JERUSALEM (AP) — Muslim clerics delayed opening a new prayer hall in the Al Aqsa Mosque compound Thursday, sidestepping — for now — confrontation over the most sensitive spot in the Israeli-Arab conflict.
The decision may provide only a temporary reprieve.
Jewish extremists who want control of the compound, known to Jews as the Temple Mount, have asked the Supreme Court to block the opening of the mosque altogether. A Muslim religious leader says there would be “massacres” should Israel decide to interfere in plans for the prayer hall.
The site’s potential for sparking violence was demonstrated last month when Israel opened a tourist tunnel there, setting off three days of rioting and Palestinian-Israeli gun battles that claimed 79 lives.
The new mosque — an underground vault known as “Solomon’s Stables” — is part of the Al Aqsa compound, which is the third-holiest site of Islam and called the Noble Sanctuary in Arabic.
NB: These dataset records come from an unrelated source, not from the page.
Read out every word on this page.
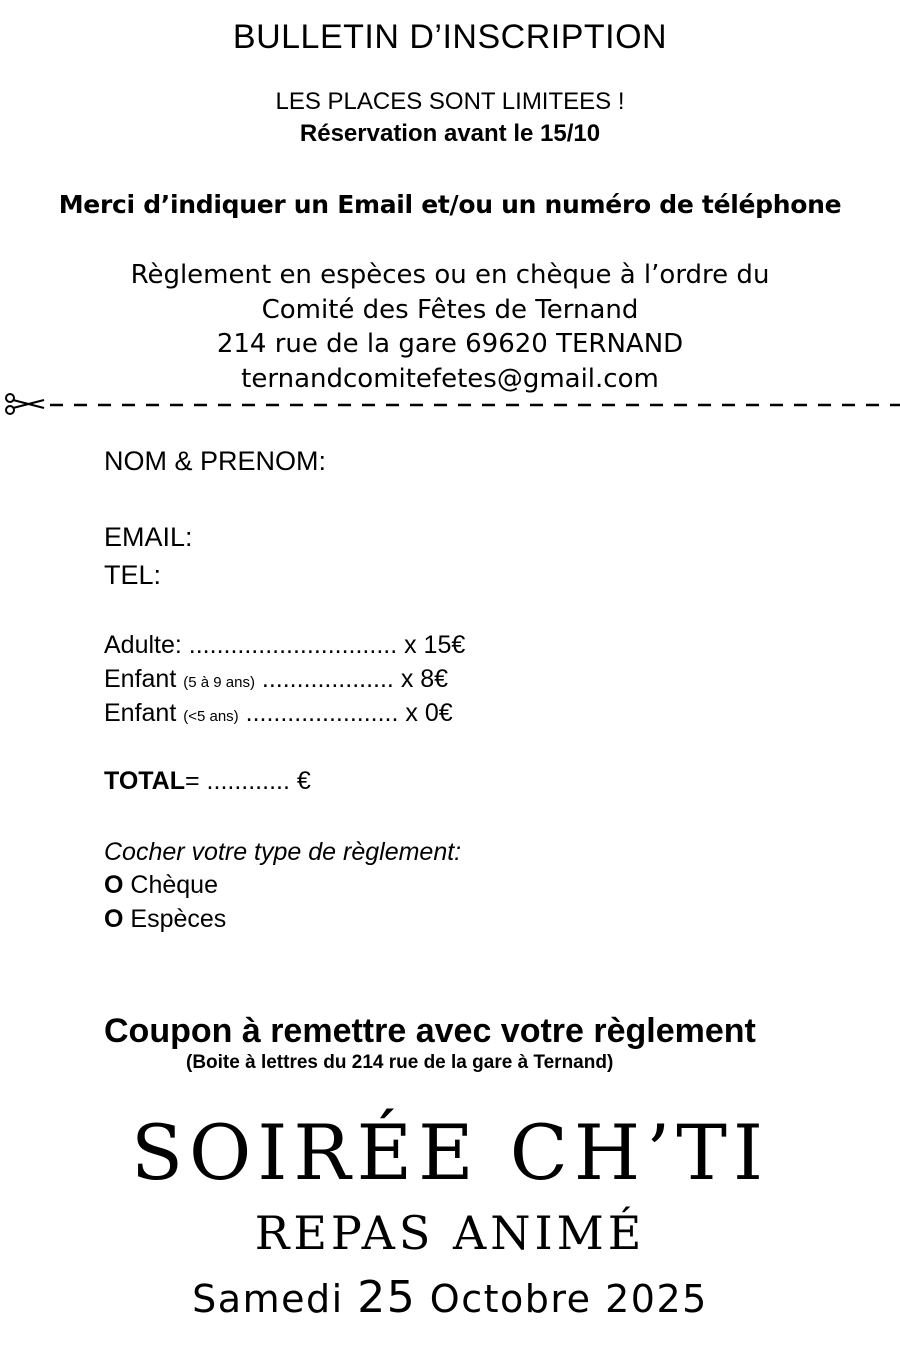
BULLETIN D’INSCRIPTION
LES PLACES SONT LIMITEES !
Réservation avant le 15/10
Merci d’indiquer un Email et/ou un numéro de téléphone
Règlement en espèces ou en chèque à l’ordre du
Comité des Fêtes de Ternand
214 rue de la gare 69620 TERNAND
ternandcomitefetes@gmail.com
NOM & PRENOM:
EMAIL:
TEL:
Adulte: .............................. x 15€
Enfant (5 à 9 ans) ................... x 8€
Enfant (<5 ans) ...................... x 0€
TOTAL= ............ €
Cocher votre type de règlement:
O Chèque
O Espèces
Coupon à remettre avec votre règlement
(Boite à lettres du 214 rue de la gare à Ternand)
SOIRÉE CH’TI
REPAS ANIMÉ
Samedi 25 Octobre 2025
It is built on the site of the Jewish Temple, destroyed by the Romans in A.D. 70. The last remnant of the Temple, the Western Wall, is Judaism’s holiest shrine.
Hassan Tahboub, minister of religious affairs in Yasser Arafat’s self-rule government, warned of new violence if Israel tried to stop the project.
“If they want to interfere in the mosque, there will be massacres. If they don’t interfere, it will be quiet,” Tahboub said in an interview Thursday.
Islamic authorities insist Israel has no say in running the holy site. But they said Thursday that the new prayer hall, to be called the Marwani Mosque, would not open this weekend as first announced, and renovations may take more than a week longer.
Yehuda Etzion, who heads the radical Jewish group “Hai Vekayam,” or “Living and Present,” petitioned the Supreme Court last month seeking a halt to the construction work.
Etzion believes the site should belong just to the Jews and opposes any Muslim presence on the Mount. “The Wakf (Islamic Authority) … has no right to be there,” he said.
In the past, both sides have been careful to avoid changes around the holy sites.
But Jerusalem Mayor Ehud Olmert recently suggested there had been tacit agreement between the Muslim clergy and the Israeli government under which Israel would open the tunnel in exchange for permitting the transformation of Solomon’s Stables into a prayer area.
Olmert said last month he would not try to stop the mosque work, that the Muslim clerics were not overstepping their authority.
But reports of the new mosque outraged some religious Jews.
“Anyone who builds something there (on Temple Mount) postpones the rebuilding of the Temple and damages a holy place,” said Israeli lawmaker Shaul Yahalom.
Yahalom, whose National Religious Party is a coalition partner in Prime Minister Benjamin Netanyahu’s hard-line government, said Israel should close the mosque even if it means violence.
On Thursday, Jerusalem city inspectors and archaeologists visited the underground vault near Al Aqsa to prepare a report for the Supreme Court to use in ruling on Etzion’s claims that the renovations caused “irreversible damage” to Jewish sites near the compound.
In recent weeks, Arab workers, many of them volunteers, have been laying floor tiles and installing lighting at the new mosque. The Islamic Authority has tried not to draw attention to the work; when visitors started videotaping it Thursday they were stopped by Muslim guards.